À notre époque on est loin de ces considérations primaires : à l’approche de la guerre faite à l’Afghanistan et à l’Irak, certains esprits naïfs pensaient qu’il suffit de livrer Ben Laden puis Saddam Hussein aux autorités états-uniennes pour éviter la guerre, puisqu’elles les réclamaient et les accusaient de représenter une menace pour leur sécurité. Cette éventualité a pourtant été proposée lors des préparatifs de guerre et les autorités états-uniennes ont fait savoir, d’une part que même si Saddam Hussein se rendait, la guerre aurait quand même lieu, et d’autre part, elles ne voulaient rien savoir quand le Mollah Omar se proposa de leur livrer Ben Laden si elles apportaient la preuve de son implication dans les attentats du 11 septembre, ce qui trahit les objectifs déclarés de la guerre : arrêter Ben Laden et se débarrasser d’un dictateur pour le bonheur du peuple irakien.

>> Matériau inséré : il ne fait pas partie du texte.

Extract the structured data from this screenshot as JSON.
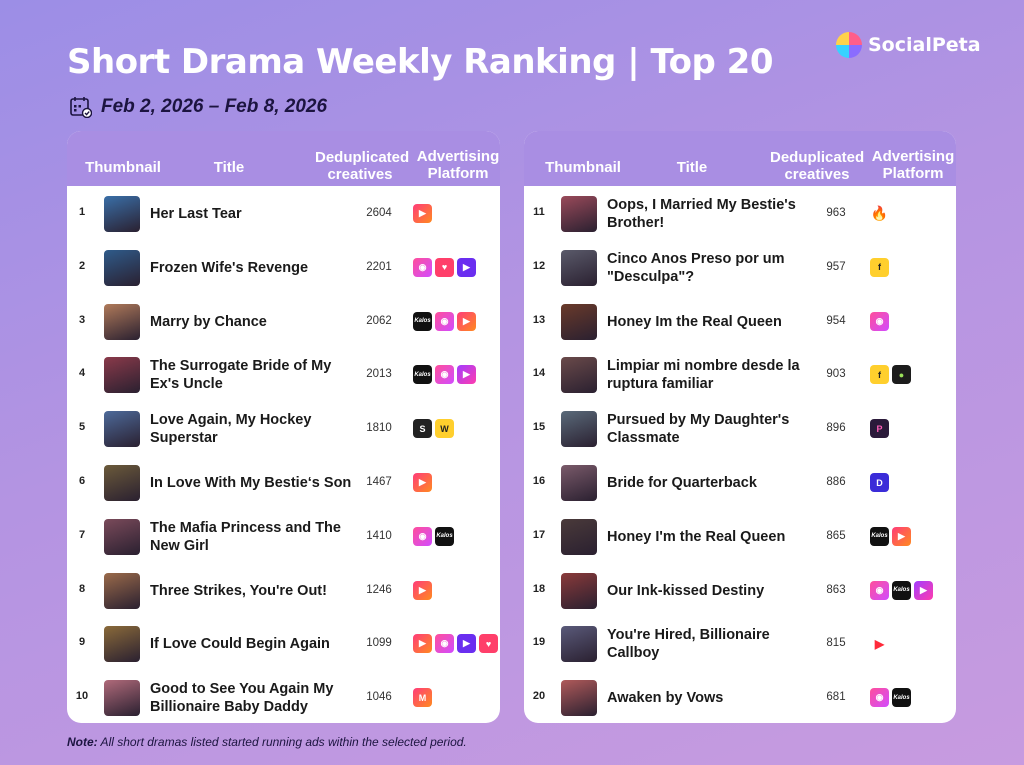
{
  "header": {
    "title": "Short Drama Weekly Ranking | Top 20",
    "logo_text": "SocialPeta",
    "date_range": "Feb 2, 2026 – Feb 8, 2026"
  },
  "columns": {
    "thumbnail": "Thumbnail",
    "title": "Title",
    "dedup_line1": "Deduplicated",
    "dedup_line2": "creatives",
    "platform_line1": "Advertising",
    "platform_line2": "Platform"
  },
  "note": {
    "label": "Note:",
    "text": " All short dramas listed started running ads within the selected period."
  },
  "colors": {
    "header_bar": "#a98ee3",
    "background_top": "#9c8ee6",
    "background_bottom": "#c79be0"
  },
  "chart_data": {
    "type": "table",
    "title": "Short Drama Weekly Ranking | Top 20",
    "columns": [
      "Thumbnail",
      "Title",
      "Deduplicated creatives",
      "Advertising Platform"
    ],
    "rows": [
      {
        "rank": "1",
        "title": "Her Last Tear",
        "creatives": 2604,
        "thumb": "#3a6fa8",
        "platforms": [
          {
            "icon": "play-icon",
            "style": "p-grad1",
            "glyph": "▶"
          }
        ]
      },
      {
        "rank": "2",
        "title": "Frozen Wife's Revenge",
        "creatives": 2201,
        "thumb": "#2f5b8a",
        "platforms": [
          {
            "icon": "chat-icon",
            "style": "p-grad2",
            "glyph": "◉"
          },
          {
            "icon": "heart-icon",
            "style": "p-heart",
            "glyph": "♥"
          },
          {
            "icon": "video-icon",
            "style": "p-purple",
            "glyph": "▶"
          }
        ]
      },
      {
        "rank": "3",
        "title": "Marry by Chance",
        "creatives": 2062,
        "thumb": "#b07a5a",
        "platforms": [
          {
            "icon": "kalos-icon",
            "style": "p-kalos",
            "glyph": "Kalos"
          },
          {
            "icon": "chat-icon",
            "style": "p-grad2",
            "glyph": "◉"
          },
          {
            "icon": "play-icon",
            "style": "p-grad1",
            "glyph": "▶"
          }
        ]
      },
      {
        "rank": "4",
        "title": "The Surrogate Bride of My Ex's Uncle",
        "creatives": 2013,
        "thumb": "#8a3a4a",
        "platforms": [
          {
            "icon": "kalos-icon",
            "style": "p-kalos",
            "glyph": "Kalos"
          },
          {
            "icon": "chat-icon",
            "style": "p-grad2",
            "glyph": "◉"
          },
          {
            "icon": "violet-play-icon",
            "style": "p-violet",
            "glyph": "▶"
          }
        ]
      },
      {
        "rank": "5",
        "title": "Love Again, My Hockey Superstar",
        "creatives": 1810,
        "thumb": "#4d6a9a",
        "platforms": [
          {
            "icon": "s-icon",
            "style": "p-dark",
            "glyph": "S"
          },
          {
            "icon": "yellow-icon",
            "style": "p-yellow",
            "glyph": "W"
          }
        ]
      },
      {
        "rank": "6",
        "title": "In Love With My Bestie‘s Son",
        "creatives": 1467,
        "thumb": "#6b5a3a",
        "platforms": [
          {
            "icon": "play-icon",
            "style": "p-grad1",
            "glyph": "▶"
          }
        ]
      },
      {
        "rank": "7",
        "title": "The Mafia Princess and The New Girl",
        "creatives": 1410,
        "thumb": "#7a4a5a",
        "platforms": [
          {
            "icon": "chat-icon",
            "style": "p-grad2",
            "glyph": "◉"
          },
          {
            "icon": "kalos-icon",
            "style": "p-kalos",
            "glyph": "Kalos"
          }
        ]
      },
      {
        "rank": "8",
        "title": "Three Strikes, You're Out!",
        "creatives": 1246,
        "thumb": "#9a6a4a",
        "platforms": [
          {
            "icon": "play-icon",
            "style": "p-grad1",
            "glyph": "▶"
          }
        ]
      },
      {
        "rank": "9",
        "title": "If Love Could Begin Again",
        "creatives": 1099,
        "thumb": "#8a6a3a",
        "platforms": [
          {
            "icon": "play-icon",
            "style": "p-grad1",
            "glyph": "▶"
          },
          {
            "icon": "chat-icon",
            "style": "p-grad2",
            "glyph": "◉"
          },
          {
            "icon": "video-icon",
            "style": "p-purple",
            "glyph": "▶"
          },
          {
            "icon": "heart-icon",
            "style": "p-heart",
            "glyph": "♥"
          }
        ]
      },
      {
        "rank": "10",
        "title": "Good to See You Again My Billionaire Baby Daddy",
        "creatives": 1046,
        "thumb": "#b06a7a",
        "platforms": [
          {
            "icon": "m-icon",
            "style": "p-grad1",
            "glyph": "M"
          }
        ]
      },
      {
        "rank": "11",
        "title": "Oops, I Married My Bestie's Brother!",
        "creatives": 963,
        "thumb": "#9a4a5a",
        "platforms": [
          {
            "icon": "fire-icon",
            "style": "p-fire",
            "glyph": "🔥"
          }
        ]
      },
      {
        "rank": "12",
        "title": "Cinco Anos Preso por um \"Desculpa\"?",
        "creatives": 957,
        "thumb": "#5a5a6a",
        "platforms": [
          {
            "icon": "yellow-icon",
            "style": "p-yellow",
            "glyph": "f"
          }
        ]
      },
      {
        "rank": "13",
        "title": "Honey Im the Real Queen",
        "creatives": 954,
        "thumb": "#6a3a2a",
        "platforms": [
          {
            "icon": "chat-icon",
            "style": "p-grad2",
            "glyph": "◉"
          }
        ]
      },
      {
        "rank": "14",
        "title": "Limpiar mi nombre desde la ruptura familiar",
        "creatives": 903,
        "thumb": "#6a4a4a",
        "platforms": [
          {
            "icon": "yellow-icon",
            "style": "p-yellow",
            "glyph": "f"
          },
          {
            "icon": "green-icon",
            "style": "p-green",
            "glyph": "●"
          }
        ]
      },
      {
        "rank": "15",
        "title": "Pursued by My Daughter's Classmate",
        "creatives": 896,
        "thumb": "#5a6a7a",
        "platforms": [
          {
            "icon": "p-icon",
            "style": "p-p",
            "glyph": "P"
          }
        ]
      },
      {
        "rank": "16",
        "title": "Bride for Quarterback",
        "creatives": 886,
        "thumb": "#7a5a6a",
        "platforms": [
          {
            "icon": "d-icon",
            "style": "p-indigo",
            "glyph": "D"
          }
        ]
      },
      {
        "rank": "17",
        "title": "Honey I'm the Real Queen",
        "creatives": 865,
        "thumb": "#4a3a3a",
        "platforms": [
          {
            "icon": "kalos-icon",
            "style": "p-kalos",
            "glyph": "Kalos"
          },
          {
            "icon": "play-icon",
            "style": "p-grad1",
            "glyph": "▶"
          }
        ]
      },
      {
        "rank": "18",
        "title": "Our Ink-kissed Destiny",
        "creatives": 863,
        "thumb": "#8a3a3a",
        "platforms": [
          {
            "icon": "chat-icon",
            "style": "p-grad2",
            "glyph": "◉"
          },
          {
            "icon": "kalos-icon",
            "style": "p-kalos",
            "glyph": "Kalos"
          },
          {
            "icon": "violet-play-icon",
            "style": "p-violet",
            "glyph": "▶"
          }
        ]
      },
      {
        "rank": "19",
        "title": "You're Hired, Billionaire Callboy",
        "creatives": 815,
        "thumb": "#5a5a7a",
        "platforms": [
          {
            "icon": "red-play-icon",
            "style": "p-red",
            "glyph": "▶"
          }
        ]
      },
      {
        "rank": "20",
        "title": "Awaken by Vows",
        "creatives": 681,
        "thumb": "#b05a5a",
        "platforms": [
          {
            "icon": "chat-icon",
            "style": "p-grad2",
            "glyph": "◉"
          },
          {
            "icon": "kalos-icon",
            "style": "p-kalos",
            "glyph": "Kalos"
          }
        ]
      }
    ]
  }
}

Après l’arrestation du dudit dictateur, on a mis en place une justice digne du vaudeville pour le juger : on l’a fait pendre le jour de l’Aïd, le jour saint pour les musulmans du monde entier, c’est bien un message de haine et qui provoque la haine dans le monde musulman, car la coalition anglo-saxonne voulait faire croire au public que le clash de civilisations vient de commencer.
Certes sur le plan militaire les États-Unis n’ont pas perdu la guerre mais sur le plan politique et diplomatique ils ne savaient plus où se terrer pour garder la face le 30 avril 1975 : une superpuissance avec des armes les plus sophistiquées de l’époque n’a pas réussi à faire plier un petit pays, pire elle était contrainte de fuir comme de pauvres réfugiés à l’approche de l’armée ennemie. Certes d’un autre côté le Vietnam en sort exsangue. Après bien des années de brouille entre ces deux ex-belligérants, quand celui-ci évoqua la question des réparations et des dommages de guerre, les États-Unis eurent le culot de dire qu’il n’y avait pas vraiment de guerre puisqu’ils ne l’ont pas déclarée.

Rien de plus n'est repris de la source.